EVAPORATION – Because the particles of a liquid are in constant motion, they will collide with one another, and with the sides of the container. Such collisions transfer energy from one particle to another. When enough energy is transferred to a particle at the surface of the liquid, it will eventually overcome the surface tension holding it to the rest of the liquid. Evaporation occurs when surface particles gain enough kinetic energy to escape the system. As the faster particles escape, the remaining particles have lower average kinetic energy, and the temperature of the liquid cools. This phenomenon is known as evaporative cooling.

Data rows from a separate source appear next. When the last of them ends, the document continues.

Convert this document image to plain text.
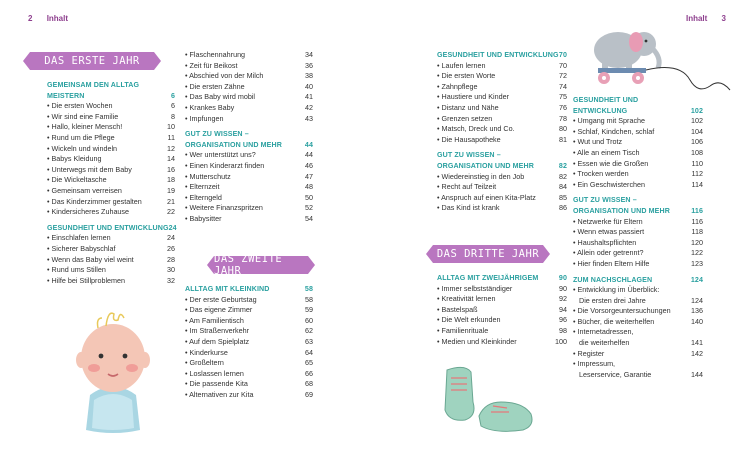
2 Inhalt
DAS ERSTE JAHR
GEMEINSAM DEN ALLTAG
MEISTERN	6
• Die ersten Wochen	6
• Wir sind eine Familie	8
• Hallo, kleiner Mensch!	10
• Rund um die Pflege	11
• Wickeln und windeln	12
• Babys Kleidung	14
• Unterwegs mit dem Baby	16
• Die Wickeltasche	18
• Gemeinsam verreisen	19
• Das Kinderzimmer gestalten	21
• Kindersicheres Zuhause	22
GESUNDHEIT UND ENTWICKLUNG 24
• Einschlafen lernen	24
• Sicherer Babyschlaf	26
• Wenn das Baby viel weint	28
• Rund ums Stillen	30
• Hilfe bei Stillproblemen	32
• Flaschennahrung	34
• Zeit für Beikost	36
• Abschied von der Milch	38
• Die ersten Zähne	40
• Das Baby wird mobil	41
• Krankes Baby	42
• Impfungen	43
GUT ZU WISSEN –
ORGANISATION UND MEHR	44
• Wer unterstützt uns?	44
• Einen Kinderarzt finden	46
• Mutterschutz	47
• Elternzeit	48
• Elterngeld	50
• Weitere Finanzspritzen	52
• Babysitter	54
DAS ZWEITE JAHR
ALLTAG MIT KLEINKIND	58
• Der erste Geburtstag	58
• Das eigene Zimmer	59
• Am Familientisch	60
• Im Straßenverkehr	62
• Auf dem Spielplatz	63
• Kinderkurse	64
• Großeltern	65
• Loslassen lernen	66
• Die passende Kita	68
• Alternativen zur Kita	69
Inhalt 3
GESUNDHEIT UND ENTWICKLUNG 70
• Laufen lernen	70
• Die ersten Worte	72
• Zahnpflege	74
• Haustiere und Kinder	75
• Distanz und Nähe	76
• Grenzen setzen	78
• Matsch, Dreck und Co.	80
• Die Hausapotheke	81
GUT ZU WISSEN –
ORGANISATION UND MEHR	82
• Wiedereinstieg in den Job	82
• Recht auf Teilzeit	84
• Anspruch auf einen Kita-Platz	85
• Das Kind ist krank	86
DAS DRITTE JAHR
ALLTAG MIT ZWEIJÄHRIGEM	90
• Immer selbstständiger	90
• Kreativität lernen	92
• Bastelspaß	94
• Die Welt erkunden	96
• Familienrituale	98
• Medien und Kleinkinder	100
GESUNDHEIT UND
ENTWICKLUNG	102
• Umgang mit Sprache	102
• Schlaf, Kindchen, schlaf	104
• Wut und Trotz	106
• Alle an einem Tisch	108
• Essen wie die Großen	110
• Trocken werden	112
• Ein Geschwisterchen	114
GUT ZU WISSEN –
ORGANISATION UND MEHR	116
• Netzwerke für Eltern	116
• Wenn etwas passiert	118
• Haushaltspflichten	120
• Allein oder getrennt?	122
• Hier finden Eltern Hilfe	123
ZUM NACHSCHLAGEN	124
• Entwicklung im Überblick:
Die ersten drei Jahre	124
• Die Vorsorgeuntersuchungen	136
• Bücher, die weiterhelfen	140
• Internetadressen,
die weiterhelfen	141
• Register	142
• Impressum,
Leserservice, Garantie	144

VOLATILITY can be thought of as how likely a substance will be to vaporize at normal temperatures. Volatility is more often a property of liquids, but some highly volatile solids may sublime at normal room temperature. Sublimation happens when a substance passes directly from solid to gas without passing through the liquid state. When a liquid evaporates inside a closed container, the particles cannot escape the system. Some of the evaporated particles will eventually come into contact with the remaining liquid and lose enough of their energy to condense back into the liquid. When the rate of evaporation and the rate of condensation are the same, there will be no net decrease in the amount of liquid. The pressure exerted by the vapor/liquid equilibrium in the closed container is called the vapor pressure. Increasing the temperature of the closed system will increase the vapor pressure. Substances with high vapor pressures can form a high concentration of gas particles above the liquid in a closed system. This can be a fire hazard if the vapor is flammable. Any small spark, even one occurring from the friction between the gas particles themselves, can be enough to cause a catastrophic fire or even an explosion.